Schwachwindsegeln

Erst einmal kann ich verkünden, dass das gesuchte „Ding“ gefunden worden ist. Es ist die Schwimmblase der Portugiesischen Galeere, einer Quallenart, der man nicht zu nahe kommen möchte. Danke Stefan, Du hilfst uns nicht nur beim Wetter weiter.

Die Geschichte geht weiter mit Wind. Mit wenig Wind, wir können aber segeln. Kurz nach Mittag ist so viel Wind vorhanden, dass wir die Segel wieder auspacken können. Wir sind nicht schneller als mit dem Motor, das ist aber Nebensache. Hauptsache ist, der Motor schweigt und wir sparen Diesel. Leider reicht der Wind nicht, die Segel in allen Fällen zu füllen. Wenn uns eine Welle plötzlich nach Lee krängen lässt, fängt es an zu schlagen.
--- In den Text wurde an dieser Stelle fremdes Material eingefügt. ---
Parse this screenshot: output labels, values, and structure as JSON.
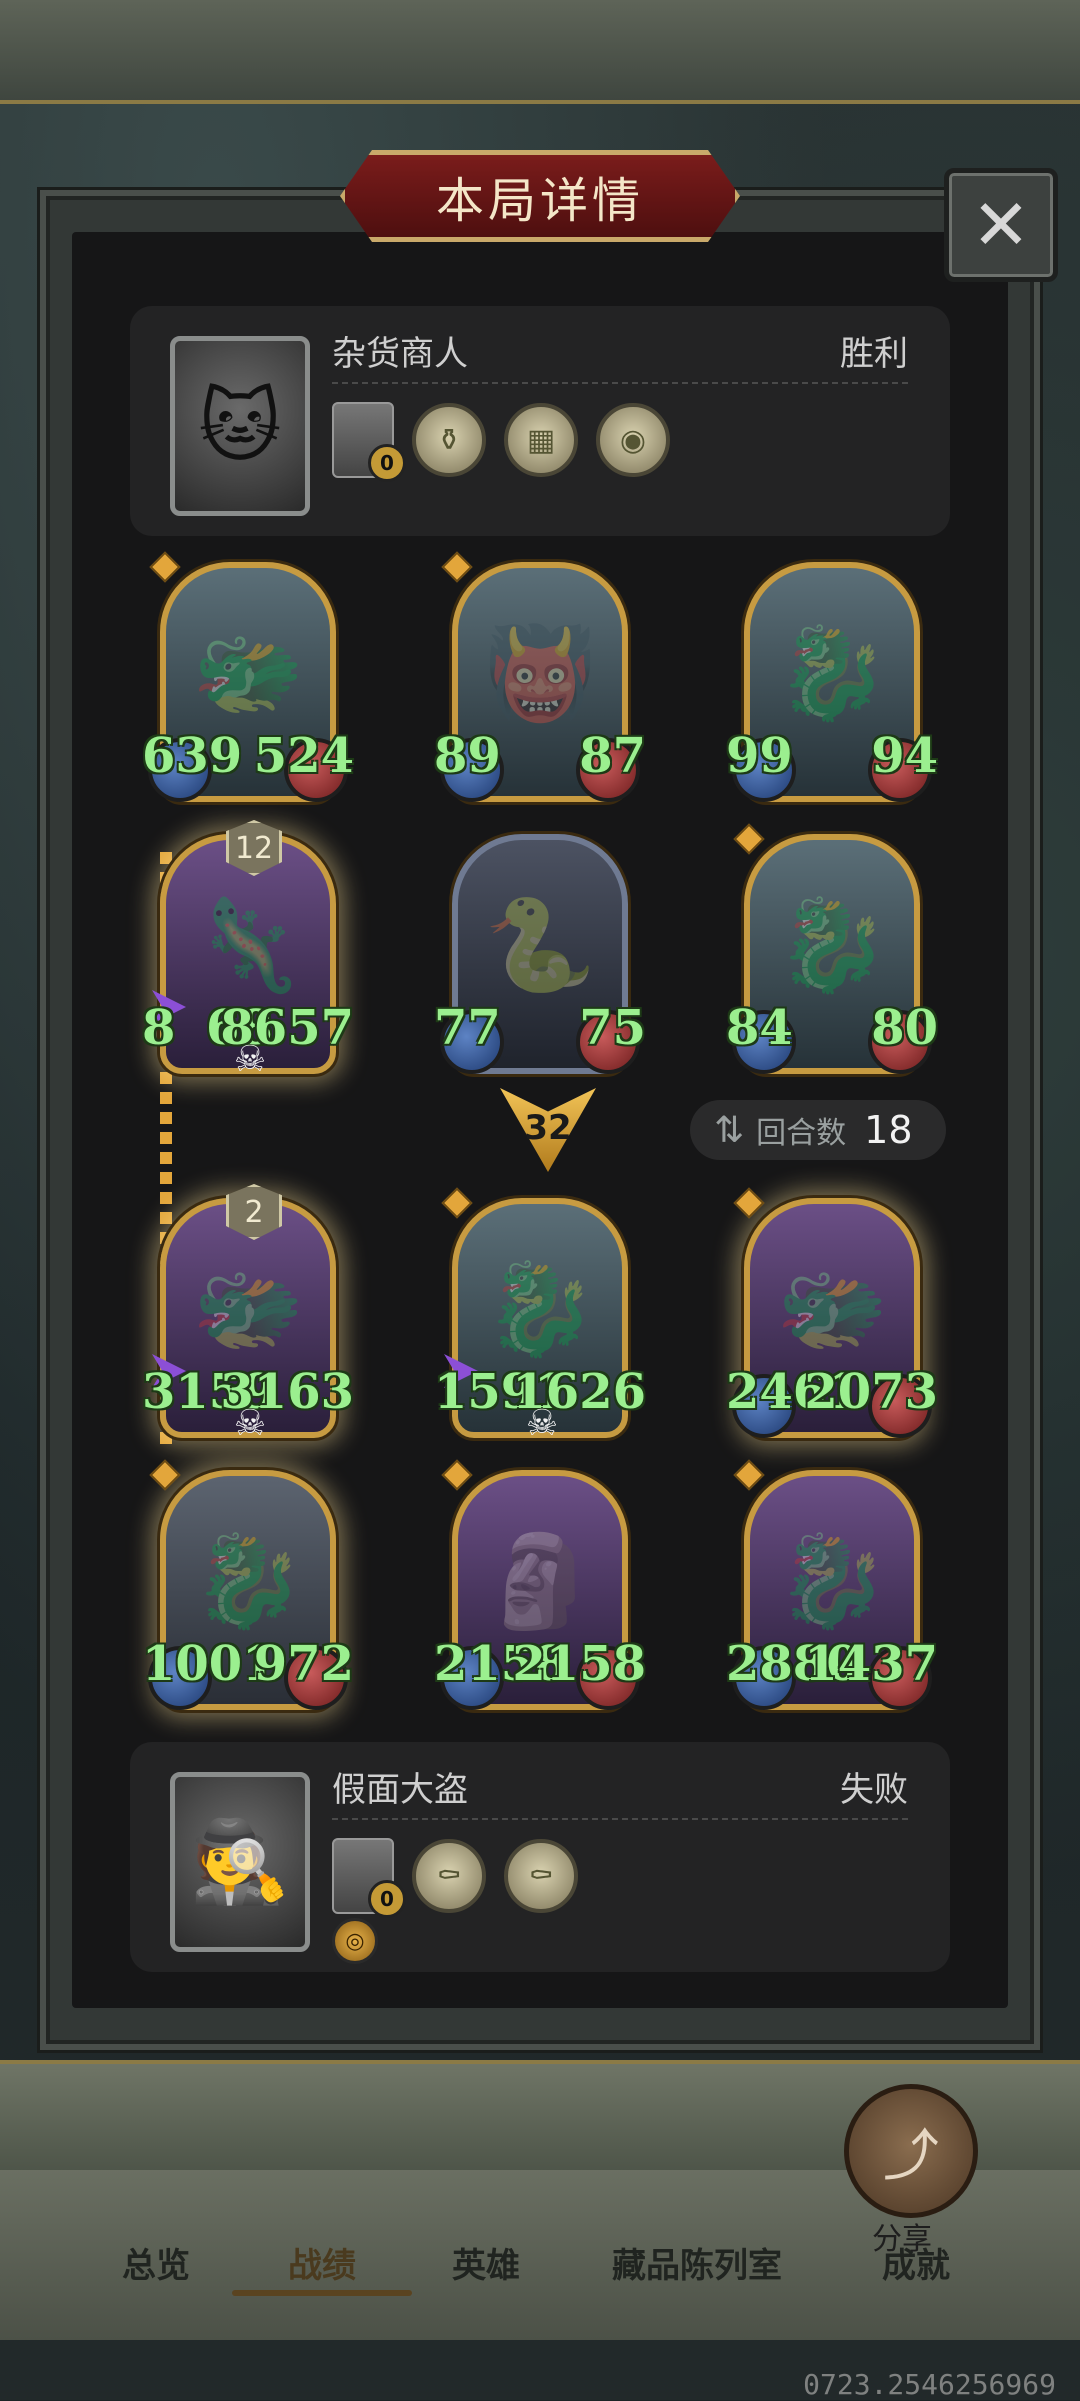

Zunächst ist es zu wenig Wind für den Windpiloten. Der elektrische Autopilot hält stur den Kurs, dafür flattern die Segel manchmal etwas mehr. Das Surren der Hydraulikpumpe unter meiner Matratze klingt wie ein Täuberich in der Balz. Surr, surr, surr. Später können wir auch die Windfahne einkuppeln, die Fahrt wird merklich komfortabler. Herrliche Ruhe herrscht im Boot.

Der Luftdruck fällt konstant alle vier Stunden um einen Punkt. Wir fahren in Richtung eines Tiefdruckgebiets. Vielmehr kommt ein Tief auf uns zu geflogen. Doch der Abend ist lau und trocken. Bei bedecktem Himmel kann ich den Sonnenuntergang nicht sehen. Ich bin müde, strecke mich auf der Bank aus und lasse meine Gedanken fliegen.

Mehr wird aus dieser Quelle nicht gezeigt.